Closed iscas-lee closed 5 years ago
does it work with a smaller subset? --
Sent from iPhone
Yes, this software is working fine for small size file. But, If the running time exceeds 24 hours, "Futures timed out after [24 hours]" will be displayed.
Sorry for the late reply. We are aware of the issue with large files. This is, however, a limitation of R itself. So, we need to re-code our script to circumvent the fact that R by default tries to load an entire file into the memory. Still, we do not have time immediately to fix this issue -- we're busy teaching and all right now -- nor we have a student working on it at this very moment. If you are in a hurry, I suggest you read this [1] and [2], which give you an idea of how to resolve the problem. The easiest is to use ff library if your dataframe contains heterogeneous data; if data are homogeneous (e.g., a number matrix), then also bigmemory library will do. The most general solutions instead are using Hadoop and map-reduce to parallelize your complex task in smaller, faster subtasks [2], or alternatively, leverage a database for storing and then querying data [3].
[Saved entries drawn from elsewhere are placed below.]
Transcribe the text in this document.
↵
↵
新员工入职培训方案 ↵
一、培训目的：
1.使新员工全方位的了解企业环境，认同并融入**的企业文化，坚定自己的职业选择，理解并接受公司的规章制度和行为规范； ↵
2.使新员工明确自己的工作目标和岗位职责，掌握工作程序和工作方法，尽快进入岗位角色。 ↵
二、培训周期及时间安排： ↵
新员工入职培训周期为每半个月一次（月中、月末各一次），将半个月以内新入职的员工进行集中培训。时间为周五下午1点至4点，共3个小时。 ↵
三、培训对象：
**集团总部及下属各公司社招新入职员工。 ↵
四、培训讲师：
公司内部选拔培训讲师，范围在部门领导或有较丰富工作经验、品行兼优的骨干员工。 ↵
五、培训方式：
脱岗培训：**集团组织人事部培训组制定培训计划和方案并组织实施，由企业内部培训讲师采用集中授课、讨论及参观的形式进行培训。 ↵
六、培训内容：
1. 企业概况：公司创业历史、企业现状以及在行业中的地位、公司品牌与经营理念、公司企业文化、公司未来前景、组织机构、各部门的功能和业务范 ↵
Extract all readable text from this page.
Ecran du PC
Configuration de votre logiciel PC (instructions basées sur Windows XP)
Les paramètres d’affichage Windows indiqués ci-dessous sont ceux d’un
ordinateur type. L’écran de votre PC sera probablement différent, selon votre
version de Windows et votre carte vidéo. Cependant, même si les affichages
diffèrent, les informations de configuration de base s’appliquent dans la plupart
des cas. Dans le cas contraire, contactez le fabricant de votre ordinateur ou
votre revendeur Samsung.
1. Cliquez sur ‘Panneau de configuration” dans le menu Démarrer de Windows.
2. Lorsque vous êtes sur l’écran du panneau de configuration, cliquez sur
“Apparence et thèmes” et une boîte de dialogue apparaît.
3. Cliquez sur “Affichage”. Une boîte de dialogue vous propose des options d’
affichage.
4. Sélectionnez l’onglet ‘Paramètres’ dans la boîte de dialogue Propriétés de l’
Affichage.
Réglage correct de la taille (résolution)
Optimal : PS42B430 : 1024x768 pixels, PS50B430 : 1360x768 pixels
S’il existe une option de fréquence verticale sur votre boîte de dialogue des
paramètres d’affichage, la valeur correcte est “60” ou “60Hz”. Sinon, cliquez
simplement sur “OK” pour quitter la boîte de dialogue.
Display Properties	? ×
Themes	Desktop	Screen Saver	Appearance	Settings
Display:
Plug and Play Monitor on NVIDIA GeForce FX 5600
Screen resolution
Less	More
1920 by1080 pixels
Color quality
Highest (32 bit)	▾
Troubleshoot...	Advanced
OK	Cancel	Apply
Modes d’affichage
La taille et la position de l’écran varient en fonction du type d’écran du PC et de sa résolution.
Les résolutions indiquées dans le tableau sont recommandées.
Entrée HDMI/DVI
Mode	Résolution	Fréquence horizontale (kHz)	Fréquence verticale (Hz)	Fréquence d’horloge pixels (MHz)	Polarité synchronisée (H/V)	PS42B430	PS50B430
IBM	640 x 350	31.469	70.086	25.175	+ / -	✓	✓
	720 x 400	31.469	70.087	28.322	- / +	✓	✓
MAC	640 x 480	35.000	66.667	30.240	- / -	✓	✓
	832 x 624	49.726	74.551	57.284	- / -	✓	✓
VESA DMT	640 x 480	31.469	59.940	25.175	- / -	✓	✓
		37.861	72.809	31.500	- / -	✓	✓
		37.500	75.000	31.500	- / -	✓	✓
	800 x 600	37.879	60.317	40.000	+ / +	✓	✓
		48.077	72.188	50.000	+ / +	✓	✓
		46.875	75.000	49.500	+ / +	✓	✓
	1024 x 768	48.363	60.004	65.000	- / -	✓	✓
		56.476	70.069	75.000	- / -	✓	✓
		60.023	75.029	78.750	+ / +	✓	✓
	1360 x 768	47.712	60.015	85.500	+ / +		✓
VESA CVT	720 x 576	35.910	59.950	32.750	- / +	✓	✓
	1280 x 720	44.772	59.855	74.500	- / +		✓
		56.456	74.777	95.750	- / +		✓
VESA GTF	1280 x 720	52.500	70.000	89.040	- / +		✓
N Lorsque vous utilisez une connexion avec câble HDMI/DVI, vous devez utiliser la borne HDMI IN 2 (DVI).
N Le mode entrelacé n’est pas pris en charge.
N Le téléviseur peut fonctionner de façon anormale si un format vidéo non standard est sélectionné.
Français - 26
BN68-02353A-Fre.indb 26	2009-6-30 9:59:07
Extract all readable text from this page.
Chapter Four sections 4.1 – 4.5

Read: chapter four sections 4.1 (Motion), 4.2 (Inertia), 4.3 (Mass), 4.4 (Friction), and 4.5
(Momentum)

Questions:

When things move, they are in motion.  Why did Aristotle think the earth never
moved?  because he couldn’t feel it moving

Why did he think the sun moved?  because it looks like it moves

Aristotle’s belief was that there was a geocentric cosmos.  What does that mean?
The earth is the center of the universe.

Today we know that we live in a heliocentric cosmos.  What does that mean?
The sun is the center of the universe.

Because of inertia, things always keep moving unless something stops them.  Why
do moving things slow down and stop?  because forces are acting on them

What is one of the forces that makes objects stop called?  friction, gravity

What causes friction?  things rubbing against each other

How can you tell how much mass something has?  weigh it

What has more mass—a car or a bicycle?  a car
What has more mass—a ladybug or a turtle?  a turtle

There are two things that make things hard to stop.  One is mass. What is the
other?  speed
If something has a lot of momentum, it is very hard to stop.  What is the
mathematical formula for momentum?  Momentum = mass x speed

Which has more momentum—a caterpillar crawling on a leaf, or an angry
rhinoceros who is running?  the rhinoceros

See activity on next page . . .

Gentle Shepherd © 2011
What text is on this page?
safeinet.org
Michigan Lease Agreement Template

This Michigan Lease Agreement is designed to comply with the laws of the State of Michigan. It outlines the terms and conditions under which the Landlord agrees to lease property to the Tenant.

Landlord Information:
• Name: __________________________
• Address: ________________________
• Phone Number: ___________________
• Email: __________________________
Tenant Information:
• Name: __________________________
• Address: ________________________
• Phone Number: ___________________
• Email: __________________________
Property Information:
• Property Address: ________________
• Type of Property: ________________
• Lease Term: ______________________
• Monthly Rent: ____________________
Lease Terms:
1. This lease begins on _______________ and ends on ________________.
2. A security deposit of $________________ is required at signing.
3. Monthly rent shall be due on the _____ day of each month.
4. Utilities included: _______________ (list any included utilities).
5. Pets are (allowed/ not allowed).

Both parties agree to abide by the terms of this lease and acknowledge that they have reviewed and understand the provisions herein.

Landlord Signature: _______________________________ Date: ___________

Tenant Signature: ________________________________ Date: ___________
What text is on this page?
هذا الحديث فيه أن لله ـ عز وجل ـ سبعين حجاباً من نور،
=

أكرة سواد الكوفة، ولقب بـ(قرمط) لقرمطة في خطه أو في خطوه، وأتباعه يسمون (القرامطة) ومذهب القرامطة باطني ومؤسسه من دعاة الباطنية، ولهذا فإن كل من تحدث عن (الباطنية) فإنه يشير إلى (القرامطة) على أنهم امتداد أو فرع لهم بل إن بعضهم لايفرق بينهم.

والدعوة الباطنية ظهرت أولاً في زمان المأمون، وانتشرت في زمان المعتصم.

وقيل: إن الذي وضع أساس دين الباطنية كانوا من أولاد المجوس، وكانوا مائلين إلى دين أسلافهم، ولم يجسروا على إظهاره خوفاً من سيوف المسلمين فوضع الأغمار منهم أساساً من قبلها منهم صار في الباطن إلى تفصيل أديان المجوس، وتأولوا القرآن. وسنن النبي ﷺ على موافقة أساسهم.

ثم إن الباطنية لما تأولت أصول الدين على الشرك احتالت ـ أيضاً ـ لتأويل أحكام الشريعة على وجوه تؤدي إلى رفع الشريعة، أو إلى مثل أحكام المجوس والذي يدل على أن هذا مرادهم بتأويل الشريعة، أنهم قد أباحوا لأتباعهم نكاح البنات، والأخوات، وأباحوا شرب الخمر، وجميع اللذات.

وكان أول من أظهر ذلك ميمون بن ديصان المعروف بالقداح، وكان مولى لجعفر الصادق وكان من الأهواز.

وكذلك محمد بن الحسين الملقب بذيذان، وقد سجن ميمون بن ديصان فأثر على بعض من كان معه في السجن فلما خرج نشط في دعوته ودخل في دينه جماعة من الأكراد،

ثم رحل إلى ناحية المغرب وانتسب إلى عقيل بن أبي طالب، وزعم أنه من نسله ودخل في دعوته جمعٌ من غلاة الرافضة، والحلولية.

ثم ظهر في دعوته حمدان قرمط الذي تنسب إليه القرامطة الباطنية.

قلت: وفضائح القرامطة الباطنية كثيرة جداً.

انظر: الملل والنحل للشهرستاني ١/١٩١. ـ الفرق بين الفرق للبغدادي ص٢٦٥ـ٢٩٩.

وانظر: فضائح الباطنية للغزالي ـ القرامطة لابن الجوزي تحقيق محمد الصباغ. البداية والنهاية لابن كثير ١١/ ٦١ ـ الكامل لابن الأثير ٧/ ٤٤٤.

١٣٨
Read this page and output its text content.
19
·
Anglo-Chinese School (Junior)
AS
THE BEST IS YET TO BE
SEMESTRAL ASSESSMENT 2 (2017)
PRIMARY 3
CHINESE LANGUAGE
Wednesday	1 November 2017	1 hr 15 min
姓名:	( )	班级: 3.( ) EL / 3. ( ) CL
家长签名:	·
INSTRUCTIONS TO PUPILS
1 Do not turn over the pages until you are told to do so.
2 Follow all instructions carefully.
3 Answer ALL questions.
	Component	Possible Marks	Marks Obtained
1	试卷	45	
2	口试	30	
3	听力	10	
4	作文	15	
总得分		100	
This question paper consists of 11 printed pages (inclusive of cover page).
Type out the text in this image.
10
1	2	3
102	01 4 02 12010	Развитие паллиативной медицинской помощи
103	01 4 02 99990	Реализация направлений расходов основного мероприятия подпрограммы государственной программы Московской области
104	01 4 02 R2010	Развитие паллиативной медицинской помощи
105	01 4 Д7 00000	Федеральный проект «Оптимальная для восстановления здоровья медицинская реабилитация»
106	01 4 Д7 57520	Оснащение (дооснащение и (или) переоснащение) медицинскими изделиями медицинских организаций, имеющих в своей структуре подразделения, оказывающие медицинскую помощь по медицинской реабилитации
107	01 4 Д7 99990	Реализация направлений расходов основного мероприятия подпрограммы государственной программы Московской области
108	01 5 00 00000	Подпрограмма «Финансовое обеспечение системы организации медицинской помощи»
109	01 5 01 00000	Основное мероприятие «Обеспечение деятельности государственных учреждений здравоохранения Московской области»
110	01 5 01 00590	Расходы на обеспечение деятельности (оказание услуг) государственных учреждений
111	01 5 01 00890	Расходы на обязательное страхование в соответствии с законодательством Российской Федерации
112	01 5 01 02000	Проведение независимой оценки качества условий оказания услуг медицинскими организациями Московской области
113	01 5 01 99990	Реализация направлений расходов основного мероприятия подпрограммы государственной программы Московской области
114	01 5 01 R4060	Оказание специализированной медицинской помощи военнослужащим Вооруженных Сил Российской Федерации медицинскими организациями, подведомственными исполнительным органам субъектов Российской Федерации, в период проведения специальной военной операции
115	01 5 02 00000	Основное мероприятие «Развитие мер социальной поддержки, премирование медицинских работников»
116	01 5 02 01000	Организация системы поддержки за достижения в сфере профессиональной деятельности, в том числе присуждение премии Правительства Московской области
Should you decide to update the script yourself, a pull request would be very much appreciated! ;-)
HTH,
[1] https://rpubs.com/msundar/large_data_analysis [2] http://www.bytemining.com/2010/08/taking-r-to-the-limit-part-ii-large-datasets-in-r/ [3] https://www.datasciencecentral.com/profiles/blogs/postgresql-monetdb-and-too-big-for-memory-data-in-r-part-ii
See issue #7
I have a large file with almost 200k lines. When I run the Senti4SD it takes more than 24 hours and then it displays the error message "Futures timed out after [24 hours]". Could you please help me how to solve this problem.